Some cartographers also like to tell the reader what the map shows. Other cartographers simply want the introduction to encourage the reader to spend time with the map and come up with their own interpretations.

Which way is north?

Will the map reader be able to orient the map? If your map follows the ‘north up’ convention of most maps, then you may not need to include a north arrow. However, if north is not up, or if you are showing a geography that may not be familiar to your audience, or if you include reference features that may be confusing (such as the coastline along Santa Barbara, CA where the Pacific Ocean lies to the south of the mainland), then adding a north arrow will likely help the reader orient and reduce confusion.

Reference scale

Is it important for your audience to understand your map’s scale? Do they need to reason about distances? If so, did you include a scale bar or did you label distances directly onto connecting features like roads or did you provide some other means for directly representing the map’s scale? When choosing increments, did you use round numbers with intervals that reflect how people think about distances?

Where in the world

Will your reader know the geographic context of the map? If not, will the reader benefit from knowing this, or can your map function without this geographic context? If you are making a tourist map for tourists who are already at your site, then you probably do not need to include a locator map. But if your audience is not already present in your map, then they may need some help understanding how your map fits the world as they know it.

Sign dictionary

Have you considered which features should be included in a legend or map key and which features you can leave off? In general, reference features often do NOT need to be included in a legend. There are two reasons for this:

  1. They should be styled with iconic principles (e.g. blue for water).
  2. They will often be labeled (placenames).

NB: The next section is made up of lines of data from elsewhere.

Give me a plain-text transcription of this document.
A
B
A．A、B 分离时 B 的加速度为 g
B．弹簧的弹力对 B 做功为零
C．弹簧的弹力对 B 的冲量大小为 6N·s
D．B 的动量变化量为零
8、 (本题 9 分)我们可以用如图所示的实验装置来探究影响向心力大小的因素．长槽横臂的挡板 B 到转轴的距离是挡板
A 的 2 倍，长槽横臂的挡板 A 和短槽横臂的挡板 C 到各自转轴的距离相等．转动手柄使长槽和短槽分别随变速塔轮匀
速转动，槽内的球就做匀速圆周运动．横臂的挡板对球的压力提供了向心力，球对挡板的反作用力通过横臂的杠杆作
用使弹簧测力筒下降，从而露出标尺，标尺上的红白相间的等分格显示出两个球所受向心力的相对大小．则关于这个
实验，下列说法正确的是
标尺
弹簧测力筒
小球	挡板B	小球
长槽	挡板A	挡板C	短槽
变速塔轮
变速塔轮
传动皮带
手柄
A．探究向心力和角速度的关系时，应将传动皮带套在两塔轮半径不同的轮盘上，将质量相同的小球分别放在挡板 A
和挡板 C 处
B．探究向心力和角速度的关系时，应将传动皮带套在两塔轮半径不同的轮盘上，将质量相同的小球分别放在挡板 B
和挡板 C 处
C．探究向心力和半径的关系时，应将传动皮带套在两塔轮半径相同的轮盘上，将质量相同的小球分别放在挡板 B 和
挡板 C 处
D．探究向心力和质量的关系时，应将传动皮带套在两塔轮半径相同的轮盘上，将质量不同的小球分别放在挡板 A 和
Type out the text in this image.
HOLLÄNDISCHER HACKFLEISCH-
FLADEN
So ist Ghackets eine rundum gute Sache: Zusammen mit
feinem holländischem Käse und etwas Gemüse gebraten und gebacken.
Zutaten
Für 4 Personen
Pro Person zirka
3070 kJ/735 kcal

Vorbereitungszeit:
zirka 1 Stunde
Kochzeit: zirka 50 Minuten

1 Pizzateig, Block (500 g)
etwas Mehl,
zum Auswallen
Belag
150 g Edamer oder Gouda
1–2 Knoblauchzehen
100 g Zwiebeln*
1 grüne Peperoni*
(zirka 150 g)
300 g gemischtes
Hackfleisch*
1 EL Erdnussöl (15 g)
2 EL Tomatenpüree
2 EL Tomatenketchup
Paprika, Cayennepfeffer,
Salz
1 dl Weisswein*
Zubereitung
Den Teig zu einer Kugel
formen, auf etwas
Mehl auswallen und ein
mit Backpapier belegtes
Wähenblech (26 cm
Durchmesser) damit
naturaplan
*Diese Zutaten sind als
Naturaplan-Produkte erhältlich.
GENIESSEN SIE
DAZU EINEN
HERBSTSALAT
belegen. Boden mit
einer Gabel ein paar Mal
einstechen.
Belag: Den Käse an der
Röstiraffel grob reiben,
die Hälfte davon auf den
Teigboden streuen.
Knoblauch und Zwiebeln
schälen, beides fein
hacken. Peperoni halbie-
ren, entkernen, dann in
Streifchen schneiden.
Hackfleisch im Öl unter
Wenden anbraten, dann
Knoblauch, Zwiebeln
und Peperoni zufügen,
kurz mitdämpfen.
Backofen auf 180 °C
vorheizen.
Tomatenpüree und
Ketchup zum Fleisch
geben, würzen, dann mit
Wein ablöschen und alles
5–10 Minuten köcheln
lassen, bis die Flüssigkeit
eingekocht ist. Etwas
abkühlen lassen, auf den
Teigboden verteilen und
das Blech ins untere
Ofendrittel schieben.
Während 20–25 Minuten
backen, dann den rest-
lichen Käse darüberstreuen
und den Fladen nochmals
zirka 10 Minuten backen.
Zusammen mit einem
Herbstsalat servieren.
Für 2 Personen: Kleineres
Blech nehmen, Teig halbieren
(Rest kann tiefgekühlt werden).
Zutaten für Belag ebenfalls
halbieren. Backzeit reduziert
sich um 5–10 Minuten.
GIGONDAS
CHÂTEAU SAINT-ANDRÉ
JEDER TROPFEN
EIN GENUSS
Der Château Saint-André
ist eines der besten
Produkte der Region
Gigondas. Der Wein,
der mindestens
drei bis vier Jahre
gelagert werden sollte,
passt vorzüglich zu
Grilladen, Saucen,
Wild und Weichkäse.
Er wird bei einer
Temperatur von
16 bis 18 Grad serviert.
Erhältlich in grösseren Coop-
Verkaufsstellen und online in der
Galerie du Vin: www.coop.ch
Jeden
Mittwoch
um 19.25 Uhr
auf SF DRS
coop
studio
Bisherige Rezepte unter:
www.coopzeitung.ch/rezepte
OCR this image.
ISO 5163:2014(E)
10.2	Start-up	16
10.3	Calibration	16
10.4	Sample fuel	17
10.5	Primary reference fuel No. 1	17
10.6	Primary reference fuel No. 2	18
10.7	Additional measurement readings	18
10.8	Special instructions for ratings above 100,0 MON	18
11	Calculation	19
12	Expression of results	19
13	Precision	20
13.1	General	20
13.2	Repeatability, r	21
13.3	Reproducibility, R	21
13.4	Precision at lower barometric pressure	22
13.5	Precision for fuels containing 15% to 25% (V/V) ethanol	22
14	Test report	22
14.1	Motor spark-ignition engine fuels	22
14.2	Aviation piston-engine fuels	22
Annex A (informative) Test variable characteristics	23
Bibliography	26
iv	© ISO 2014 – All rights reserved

So the iconic styles and associated place names together function like a legend (helping to define the features directly on the mapped geography).

In general, thematic features should be defined in a legend or map key. Their inclusion helps echo their significance. (Look how important these things are! They got listed in a special place on the map!)

There are a couple of conventions for legend design:

  1. Arrange like a dictionary: symbol on left, definition on right.
  2. Arrange logical groups: you can do this either by geometry (area features, line features, point features shown in groups) or by theme (water features, transportation features, administrative features, etc).

Example: NPS map of Acadia National Park

Sources

Did you list the sources of your data? You should include enough information to help someone find the datasets that you use or know the source material for data that you created. This information should be low in your visual hierarchy: there if people want to find it, but not emphasized.

Credits

Did you list yourself as the author/cartographer of the map? This information is often placed in the same location and with the same visual emphasis as the sources.